Earnest stated that the US commander-in-chief’s visit should not be considered as an apology but as part of efforts for a world without nukes.
“If people do interpret it that way, they will be interpreting it wrongly,” Earnest said.
The first sitting US president’s visit is meant as a “forward-looking signal about his ambition for realizing the goal of a planet without nuclear weapons,” Earnest told reporters.
According to Chicago-based author and radio host, Stephen Lendman, Obama’s attempt to appear as a figure against nuclear bombs is nothing but a “bald-faced lie.”
With the largest nuclear arsenal in the world, the US national security policy remains as one that allows “preemptive” use of the weapons.
“This was policy under the Bush administration. Obama’s national security policy is a virtual carbon copy of what Bush said,” Lendman told Press TV in a Tuesday interview.
“The idea that Obama will go to Hiroshima and affirm Americans’ commitment to peace and stability is exactly the opposite of the US policy,” he concluded.

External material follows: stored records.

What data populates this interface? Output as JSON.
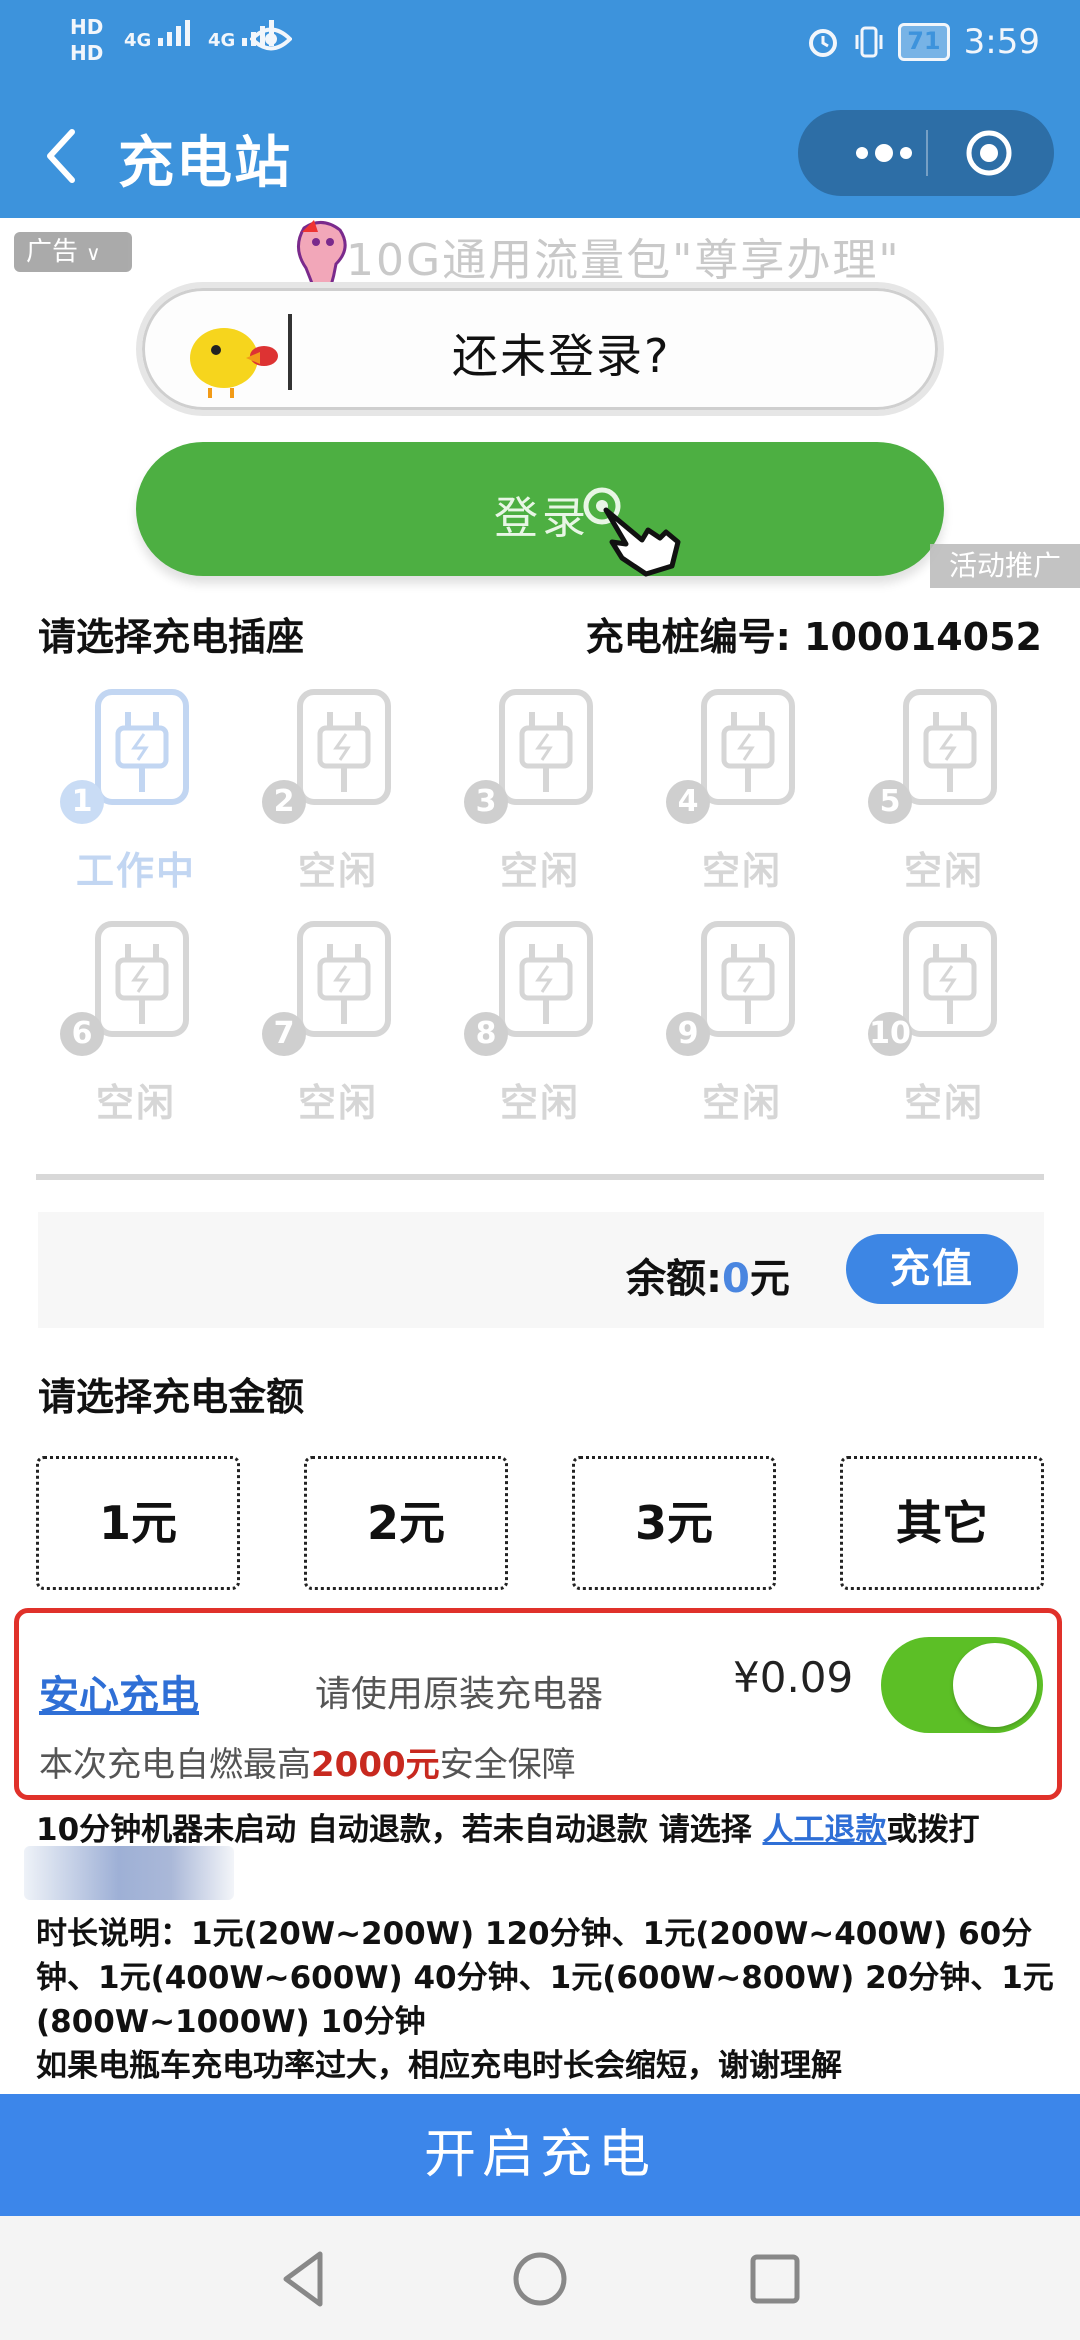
{
  "status_bar": {
    "hd_top": "HD",
    "hd_bottom": "HD",
    "sig1": "4G",
    "sig2": "4G",
    "battery": "71",
    "time": "3:59"
  },
  "header": {
    "title": "充电站",
    "back_icon": "chevron-left-icon",
    "menu_icon": "more-dots-icon",
    "close_icon": "target-circle-icon"
  },
  "ad": {
    "tag": "广告",
    "headline": "10G通用流量包\"尊享办理\"",
    "card_text": "还未登录?",
    "login_label": "登录",
    "promo_tag": "活动推广"
  },
  "sockets": {
    "title": "请选择充电插座",
    "station_code_label": "充电桩编号:",
    "station_code": "100014052",
    "items": [
      {
        "num": "1",
        "status": "工作中"
      },
      {
        "num": "2",
        "status": "空闲"
      },
      {
        "num": "3",
        "status": "空闲"
      },
      {
        "num": "4",
        "status": "空闲"
      },
      {
        "num": "5",
        "status": "空闲"
      },
      {
        "num": "6",
        "status": "空闲"
      },
      {
        "num": "7",
        "status": "空闲"
      },
      {
        "num": "8",
        "status": "空闲"
      },
      {
        "num": "9",
        "status": "空闲"
      },
      {
        "num": "10",
        "status": "空闲"
      }
    ]
  },
  "balance": {
    "label": "余额:",
    "value": "0",
    "unit": "元",
    "recharge": "充值"
  },
  "amount": {
    "title": "请选择充电金额",
    "options": [
      "1元",
      "2元",
      "3元",
      "其它"
    ]
  },
  "safe_charge": {
    "title": "安心充电",
    "hint": "请使用原装充电器",
    "price": "¥0.09",
    "toggle_on": true,
    "desc_prefix": "本次充电自燃最高",
    "desc_amount": "2000元",
    "desc_suffix": "安全保障"
  },
  "notes": {
    "refund_prefix": "10分钟机器未启动 自动退款，若未自动退款 请选择 ",
    "refund_link": "人工退款",
    "refund_suffix": "或拨打",
    "duration_1": "时长说明：1元(20W~200W) 120分钟、1元(200W~400W) 60分",
    "duration_2": "钟、1元(400W~600W) 40分钟、1元(600W~800W) 20分钟、1元",
    "duration_3": "(800W~1000W) 10分钟",
    "power_note": "如果电瓶车充电功率过大，相应充电时长会缩短，谢谢理解"
  },
  "footer": {
    "start_label": "开启充电"
  },
  "colors": {
    "header_blue": "#3d93dc",
    "login_green": "#4daf42",
    "start_blue": "#3c86ea",
    "safe_border_red": "#e0312a",
    "toggle_green": "#5cbf26"
  }
}
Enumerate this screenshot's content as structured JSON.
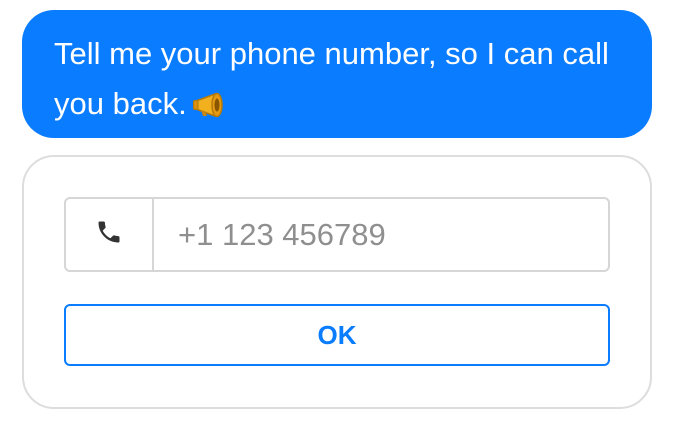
{
  "message": {
    "text": "Tell me your phone number, so I can call you back.",
    "emoji": "megaphone"
  },
  "form": {
    "phone_icon": "phone-icon",
    "phone_placeholder": "+1 123 456789",
    "phone_value": "",
    "ok_label": "OK"
  },
  "colors": {
    "accent": "#0a7cff",
    "border": "#d6d6d6",
    "card_border": "#dddddd",
    "placeholder": "#8f8f8f",
    "icon": "#333333"
  }
}
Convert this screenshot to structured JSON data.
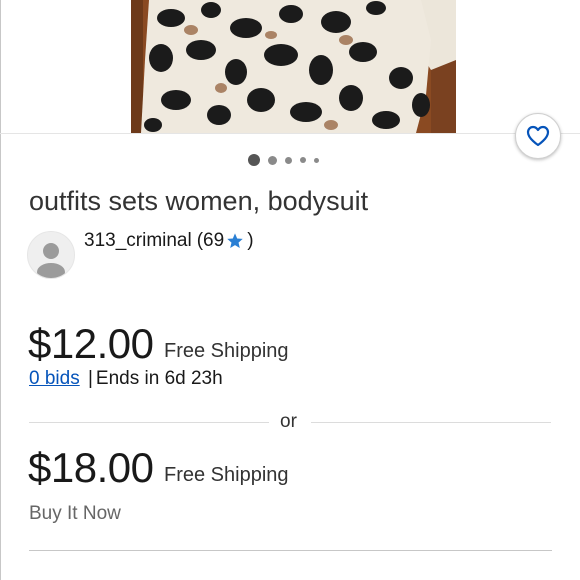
{
  "listing": {
    "title": "outfits sets women, bodysuit",
    "image_count": 5,
    "active_image_index": 0
  },
  "seller": {
    "name": "313_criminal",
    "feedback_open": "(69",
    "feedback_close": ")",
    "star_icon": "blue-star-icon"
  },
  "auction": {
    "price": "$12.00",
    "shipping": "Free Shipping",
    "bids_link": "0 bids",
    "separator": "|",
    "ends_text": "Ends in 6d 23h"
  },
  "divider": {
    "text": "or"
  },
  "buy_now": {
    "price": "$18.00",
    "shipping": "Free Shipping",
    "label": "Buy It Now"
  },
  "icons": {
    "watch": "heart-icon",
    "avatar": "person-icon"
  },
  "colors": {
    "link": "#0654ba",
    "star": "#2a7fd4",
    "heart": "#0654ba"
  }
}
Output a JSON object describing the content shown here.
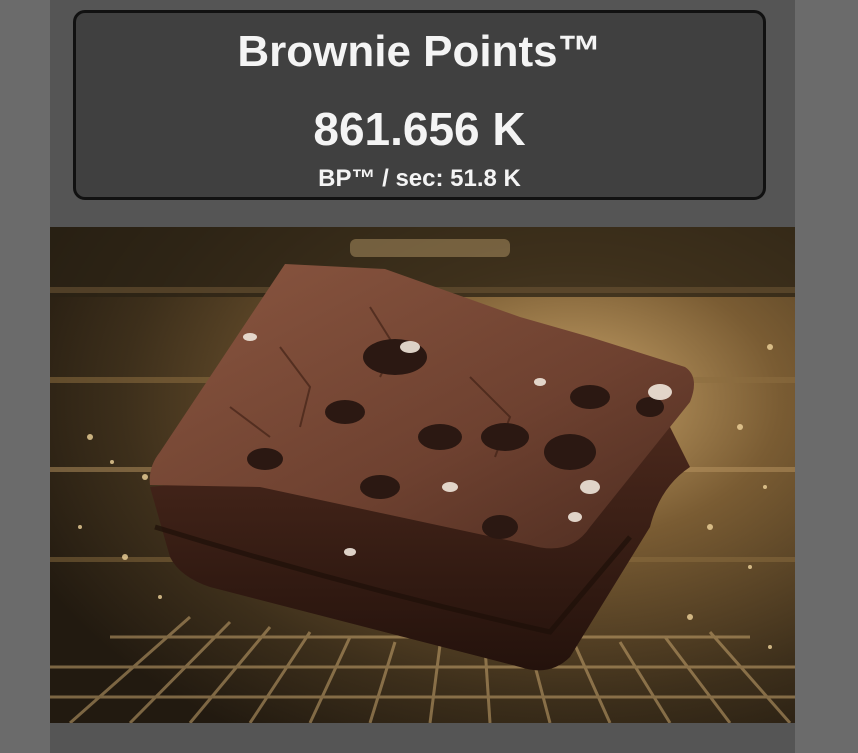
{
  "header": {
    "title": "Brownie Points™",
    "points_value": "861.656 K",
    "rate_label": "BP™ / sec:",
    "rate_value": "51.8 K"
  },
  "clicker": {
    "image": "brownie-in-oven",
    "colors": {
      "oven_dark": "#2e2415",
      "oven_mid": "#6e5430",
      "oven_light": "#d8b57a",
      "brownie_top": "#7a4a33",
      "brownie_side": "#3a1f16",
      "cookie_chunk": "#2b1812",
      "cream": "#efe6da"
    }
  }
}
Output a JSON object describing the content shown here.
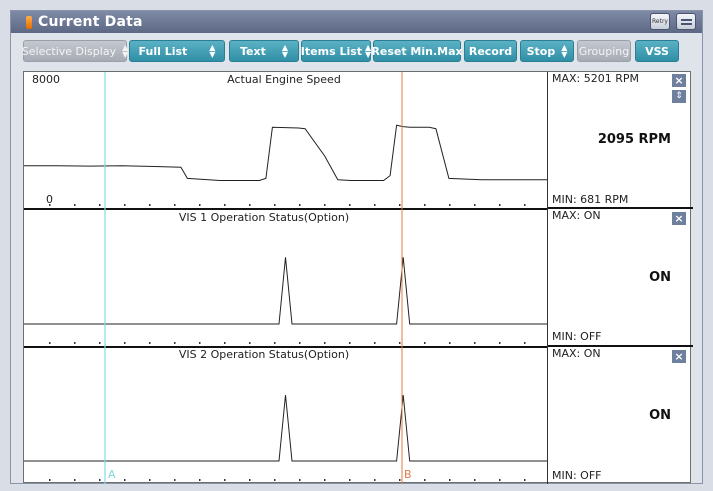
{
  "window": {
    "title": "Current Data",
    "retry_label": "Retry"
  },
  "toolbar": {
    "selective_display": "Selective Display",
    "full_list": "Full List",
    "text": "Text",
    "items_list": "Items List",
    "reset_min_max": "Reset Min.Max",
    "record": "Record",
    "stop": "Stop",
    "grouping": "Grouping",
    "vss": "VSS"
  },
  "cursors": {
    "a_label": "A",
    "b_label": "B",
    "a_color": "#7fe0e6",
    "b_color": "#e07b4a"
  },
  "charts": [
    {
      "title": "Actual Engine Speed",
      "y_max_label": "8000",
      "y_min_label": "0",
      "max_text": "MAX:  5201 RPM",
      "min_text": "MIN:   681 RPM",
      "current": "2095 RPM"
    },
    {
      "title": "VIS 1 Operation Status(Option)",
      "max_text": "MAX: ON",
      "min_text": "MIN: OFF",
      "current": "ON"
    },
    {
      "title": "VIS 2 Operation Status(Option)",
      "max_text": "MAX: ON",
      "min_text": "MIN: OFF",
      "current": "ON"
    }
  ],
  "chart_data": [
    {
      "type": "line",
      "title": "Actual Engine Speed",
      "x": [
        0,
        5,
        10,
        15,
        20,
        24,
        25,
        30,
        36,
        37,
        38,
        42,
        43,
        46,
        48,
        50,
        55,
        56,
        57,
        58,
        59,
        62,
        63,
        65,
        70,
        80
      ],
      "values": [
        2300,
        2300,
        2280,
        2300,
        2250,
        2200,
        1400,
        1250,
        1250,
        1400,
        5050,
        5000,
        4950,
        3000,
        1300,
        1250,
        1250,
        1600,
        5201,
        5100,
        5050,
        5050,
        4950,
        1400,
        1300,
        1300
      ],
      "ylim": [
        0,
        8000
      ],
      "unit": "RPM"
    },
    {
      "type": "line",
      "title": "VIS 1 Operation Status(Option)",
      "x": [
        0,
        39,
        40,
        41,
        57,
        58,
        59,
        80
      ],
      "values": [
        0,
        0,
        1,
        0,
        0,
        1,
        0,
        0
      ],
      "ylim": [
        0,
        1.5
      ]
    },
    {
      "type": "line",
      "title": "VIS 2 Operation Status(Option)",
      "x": [
        0,
        39,
        40,
        41,
        57,
        58,
        59,
        80
      ],
      "values": [
        0,
        0,
        1,
        0,
        0,
        1,
        0,
        0
      ],
      "ylim": [
        0,
        1.5
      ]
    }
  ]
}
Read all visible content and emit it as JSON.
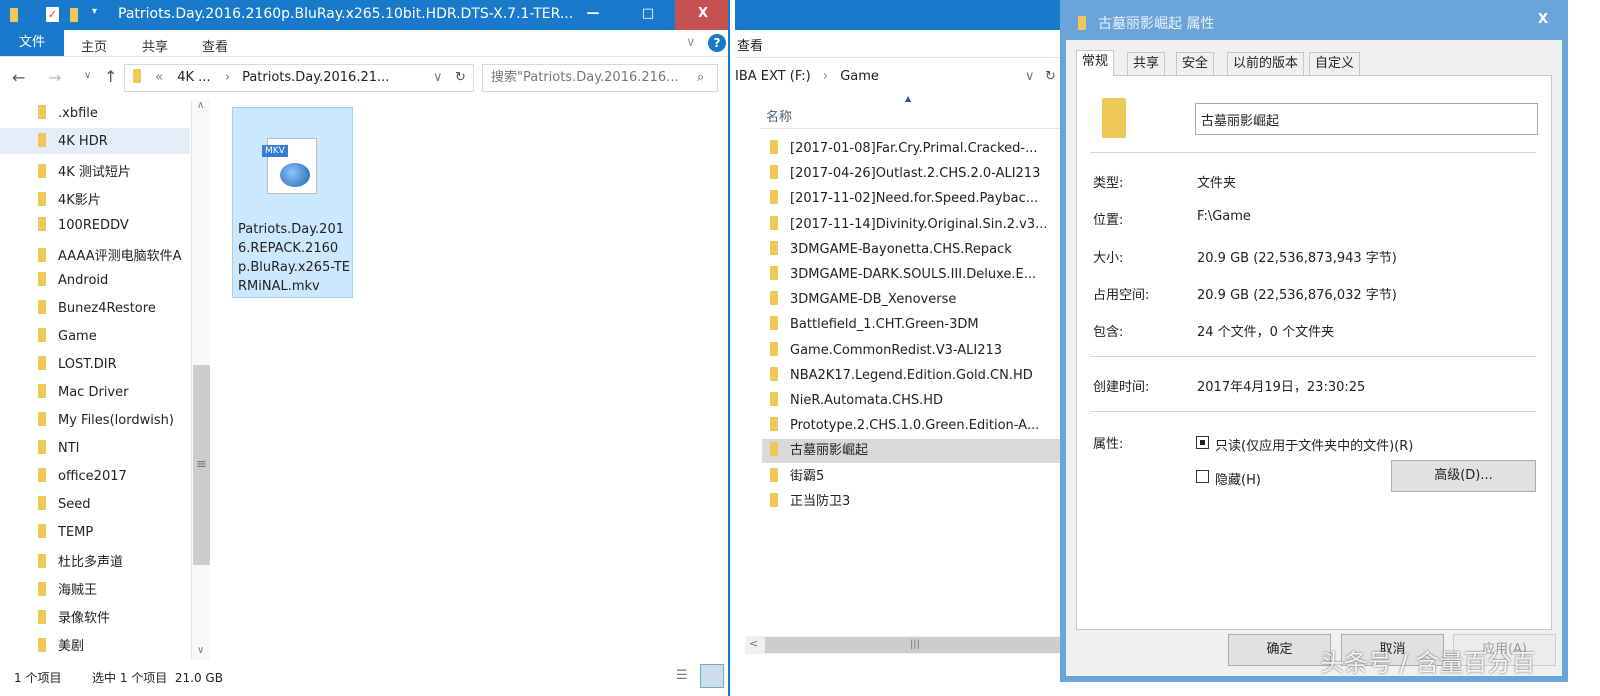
{
  "left_window": {
    "title": "Patriots.Day.2016.2160p.BluRay.x265.10bit.HDR.DTS-X.7.1-TER...",
    "controls": {
      "minimize": "—",
      "maximize": "□",
      "close": "X"
    },
    "ribbon_tabs": [
      "文件",
      "主页",
      "共享",
      "查看"
    ],
    "address": {
      "prefix": "«",
      "crumbs": [
        "4K ...",
        "Patriots.Day.2016.21..."
      ]
    },
    "search_placeholder": "搜索\"Patriots.Day.2016.216...",
    "nav_items": [
      ".xbfile",
      "4K HDR",
      "4K 测试短片",
      "4K影片",
      "100REDDV",
      "AAAA评测电脑软件A",
      "Android",
      "Bunez4Restore",
      "Game",
      "LOST.DIR",
      "Mac Driver",
      "My Files(lordwish)",
      "NTI",
      "office2017",
      "Seed",
      "TEMP",
      "杜比多声道",
      "海贼王",
      "录像软件",
      "美剧"
    ],
    "file": {
      "badge": "MKV",
      "name": "Patriots.Day.2016.REPACK.2160p.BluRay.x265-TERMiNAL.mkv"
    },
    "status": {
      "count": "1 个项目",
      "selected": "选中 1 个项目  21.0 GB"
    }
  },
  "middle_window": {
    "ribbon_tab": "查看",
    "address": {
      "crumbs": [
        "IBA EXT (F:)",
        "Game"
      ]
    },
    "column_header": "名称",
    "items": [
      "[2017-01-08]Far.Cry.Primal.Cracked-...",
      "[2017-04-26]Outlast.2.CHS.2.0-ALI213",
      "[2017-11-02]Need.for.Speed.Paybac...",
      "[2017-11-14]Divinity.Original.Sin.2.v3...",
      "3DMGAME-Bayonetta.CHS.Repack",
      "3DMGAME-DARK.SOULS.III.Deluxe.E...",
      "3DMGAME-DB_Xenoverse",
      "Battlefield_1.CHT.Green-3DM",
      "Game.CommonRedist.V3-ALI213",
      "NBA2K17.Legend.Edition.Gold.CN.HD",
      "NieR.Automata.CHS.HD",
      "Prototype.2.CHS.1.0.Green.Edition-A...",
      "古墓丽影崛起",
      "街霸5",
      "正当防卫3"
    ],
    "selected_index": 12
  },
  "dialog": {
    "title": "古墓丽影崛起 属性",
    "close": "X",
    "tabs": [
      "常规",
      "共享",
      "安全",
      "以前的版本",
      "自定义"
    ],
    "name_value": "古墓丽影崛起",
    "fields": [
      {
        "label": "类型:",
        "value": "文件夹"
      },
      {
        "label": "位置:",
        "value": "F:\\Game"
      },
      {
        "label": "大小:",
        "value": "20.9 GB (22,536,873,943 字节)"
      },
      {
        "label": "占用空间:",
        "value": "20.9 GB (22,536,876,032 字节)"
      },
      {
        "label": "包含:",
        "value": "24 个文件，0 个文件夹"
      },
      {
        "label": "创建时间:",
        "value": "2017年4月19日，23:30:25"
      }
    ],
    "attributes_label": "属性:",
    "readonly_label": "只读(仅应用于文件夹中的文件)(R)",
    "hidden_label": "隐藏(H)",
    "advanced_button": "高级(D)...",
    "ok": "确定",
    "cancel": "取消",
    "apply": "应用(A)"
  },
  "watermark": "头条号 / 含量百分百"
}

In an earlier statement, the White House said the visit would “highlight [Obama’s] continued commitment to pursuing peace and security in a world without nuclear weapons.”
“The president certainly does understand the United States bears a special responsibility. The United States continues to be the only country to have used nuclear weapons. It means our country bears a special responsibility to lead the world in eliminating them,” Earnest said.
According to Obama’s deputy national security adviser, Ben Rhodes, the president would not “revisit the decision to use the atomic bomb at the end of World War II” during his visit.
Some 140,000 people died on the morning of August 6, 1945, when a US B-29 bomber dropped a nuclear bomb on Hiroshima.
Three days later, 70,000 other lives were lost in Nagasaki after a second strike.
“There’s also no diminishing the important contribution of the greatest generation of Americans who didn’t just save the United States, but saved the world, from tyranny,” Earnest added.